Мы сели рядом, и он обнял меня, тесно прижав к себе. Потом он сказал: «Мэри, любимая моя доченька, я должен сказать тебе кое-что». Он остановился в нерешительности, как будто ему трудно было продолжать. Чувство страха охватило меня. Наверно, случилось что-нибудь ужасное.

– Да, милый папа, – с трудом выговорила я.

– Ты взрослеешь, Мэри. Ты уже не ребенок, а люди нашего положения… иногда им бывает необходимо сделать что-то, что может сначала показаться неприятным… пока…

– Пожалуйста, папа, скажите мне, в чем дело.

– Мы из королевской семьи, и иногда нам приходится делать то, чего бы мы не желали. Это наш долг. Долг перед страной.

– Что я должна сделать?

– Я… я и сам бы хотел, чтобы это случилось позднее… но… – На миг он замолчал, словно набирался решимости, и вдруг сказал: – Дитя мое, ты выходишь замуж.

– Замуж? – воскликнула я в ужасе. – Но ведь я еще так молода!

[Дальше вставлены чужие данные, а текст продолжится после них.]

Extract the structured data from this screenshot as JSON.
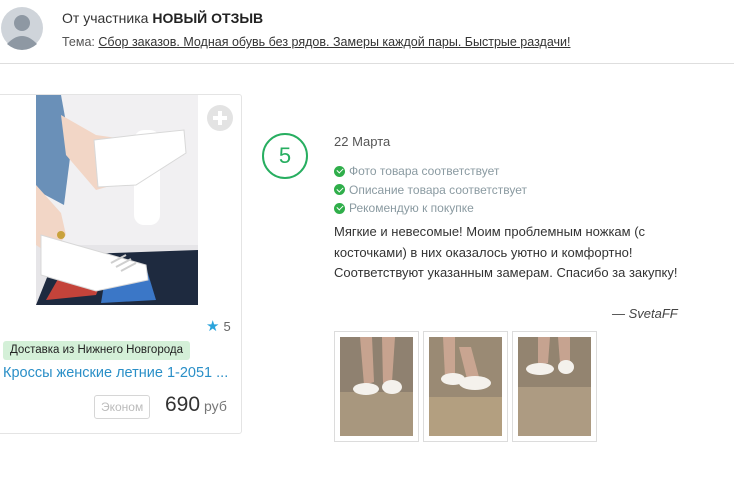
{
  "header": {
    "prefix": "От участника",
    "title": "НОВЫЙ ОТЗЫВ",
    "topic_label": "Тема:",
    "topic_link": "Сбор заказов. Модная обувь без рядов. Замеры каждой пары. Быстрые раздачи!"
  },
  "product": {
    "rating": "5",
    "delivery": "Доставка из Нижнего Новгорода",
    "title": "Кроссы женские летние 1-2051 ...",
    "tag": "Эконом",
    "price": "690",
    "currency": "руб"
  },
  "review": {
    "score": "5",
    "date": "22 Марта",
    "checks": [
      "Фото товара соответствует",
      "Описание товара соответствует",
      "Рекомендую к покупке"
    ],
    "text": "Мягкие и невесомые! Моим проблемным ножкам (с косточками) в них оказалось уютно и комфортно! Соответствуют указанным замерам. Спасибо за закупку!",
    "author": "— SvetaFF"
  },
  "colors": {
    "accent_green": "#27ae60",
    "link_blue": "#2a8fc7",
    "delivery_bg": "#d4f0d8"
  }
}
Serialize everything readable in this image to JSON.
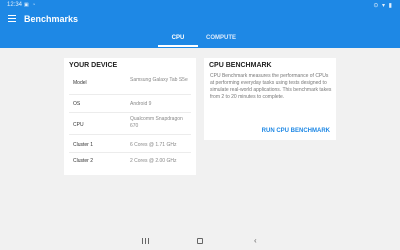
{
  "status_bar": {
    "time": "12:34",
    "icons_left": "▣ ◔",
    "icons_right": "⊙ ▾ ▮"
  },
  "app_bar": {
    "title": "Benchmarks",
    "tabs": [
      {
        "label": "CPU",
        "selected": true
      },
      {
        "label": "COMPUTE",
        "selected": false
      }
    ],
    "accent_color": "#1e88e5"
  },
  "device_card": {
    "title": "YOUR DEVICE",
    "specs": [
      {
        "label": "Model",
        "value": "Samsung Galaxy Tab S5e"
      },
      {
        "label": "OS",
        "value": "Android 9"
      },
      {
        "label": "CPU",
        "value": "Qualcomm Snapdragon 670"
      },
      {
        "label": "Cluster 1",
        "value": "6 Cores @ 1.71 GHz"
      },
      {
        "label": "Cluster 2",
        "value": "2 Cores @ 2.00 GHz"
      }
    ]
  },
  "benchmark_card": {
    "title": "CPU BENCHMARK",
    "description": "CPU Benchmark measures the performance of CPUs at performing everyday tasks using tests designed to simulate real-world applications. This benchmark takes from 2 to 20 minutes to complete.",
    "run_label": "RUN CPU BENCHMARK"
  },
  "nav_bar": {
    "recent_icon": "recent-apps-icon",
    "home_icon": "home-icon",
    "back_icon": "back-icon"
  }
}
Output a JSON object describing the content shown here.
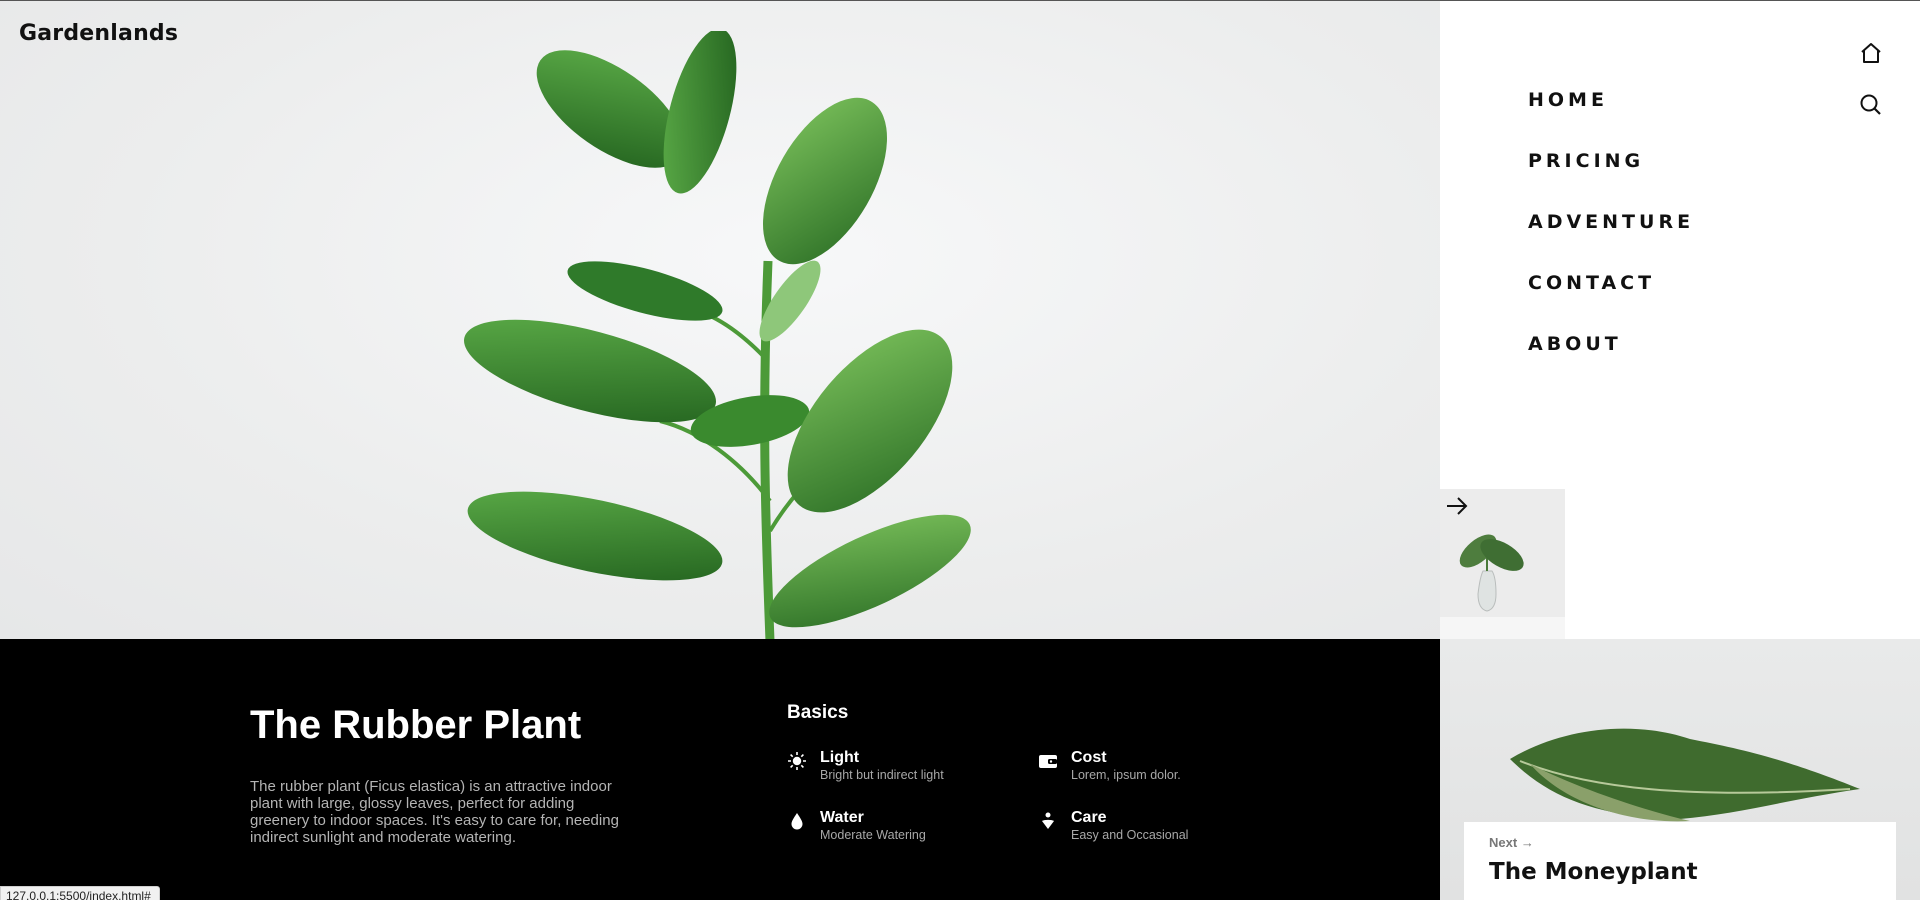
{
  "brand": "Gardenlands",
  "nav": {
    "items": [
      "HOME",
      "PRICING",
      "ADVENTURE",
      "CONTACT",
      "ABOUT"
    ],
    "icons": [
      "home-icon",
      "search-icon"
    ]
  },
  "plant": {
    "title": "The Rubber Plant",
    "description": "The rubber plant (Ficus elastica) is an attractive indoor plant with large, glossy leaves, perfect for adding greenery to indoor spaces. It's easy to care for, needing indirect sunlight and moderate watering."
  },
  "basics": {
    "title": "Basics",
    "items": [
      {
        "name": "Light",
        "desc": "Bright but indirect light",
        "icon": "sun-icon"
      },
      {
        "name": "Cost",
        "desc": "Lorem, ipsum dolor.",
        "icon": "wallet-icon"
      },
      {
        "name": "Water",
        "desc": "Moderate Watering",
        "icon": "water-drop-icon"
      },
      {
        "name": "Care",
        "desc": "Easy and Occasional",
        "icon": "care-icon"
      }
    ]
  },
  "next": {
    "label": "Next",
    "title": "The Moneyplant"
  },
  "status_url": "127.0.0.1:5500/index.html#",
  "colors": {
    "accent": "#000000",
    "leaf": "#3a8a2e",
    "hero_bg": "#eceded"
  }
}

– Тебе уже пятнадцать лет, – возразил отец. – Твоей мачехе было почти столько же, когда она выходила за меня.

Я как будто отупела, не в состоянии воспринять это ошеломляющее известие.

– Кто он? – вырвалось у меня наконец. – За кого я выхожу замуж? Когда?

– Окончательно еще не решено, – сказал отец. – Необходимо составить договора, обсудить церемонию.

– Пожалуйста, скажи мне, кто он?

– Это наш родственник. Ты с ним уже встречалась, и мне кажется, что вы понравились друг другу. Это Вильгельм, принц Оранский.

Принц Оранский! Этот холодный маленький человечек с пронизывающим взглядом, которого я видела всего один раз в жизни. Выйти за него! Он так хмур и настолько старше меня. Он непохож на моего отца и на короля, и на других мужчин, которых я встречала при дворе дяди. Пока он говорил со мной, он ни разу не улыбнулся. Он приехал из далекой страны. Голландия! Эта мысль внезапно поразила меня. Мне придется уехать с ним, с этим чужим холодным человеком в чужую холодную страну, покинуть сестру, отца, Фрэнсис и Анну Трелони. Я подумала о том, как к нам приехала бедная Мария-Беатриса, чтобы выйти за человека еще старше. Но этот человек был мой добрый милый отец, а я должна была достаться Уильяму Оранскому.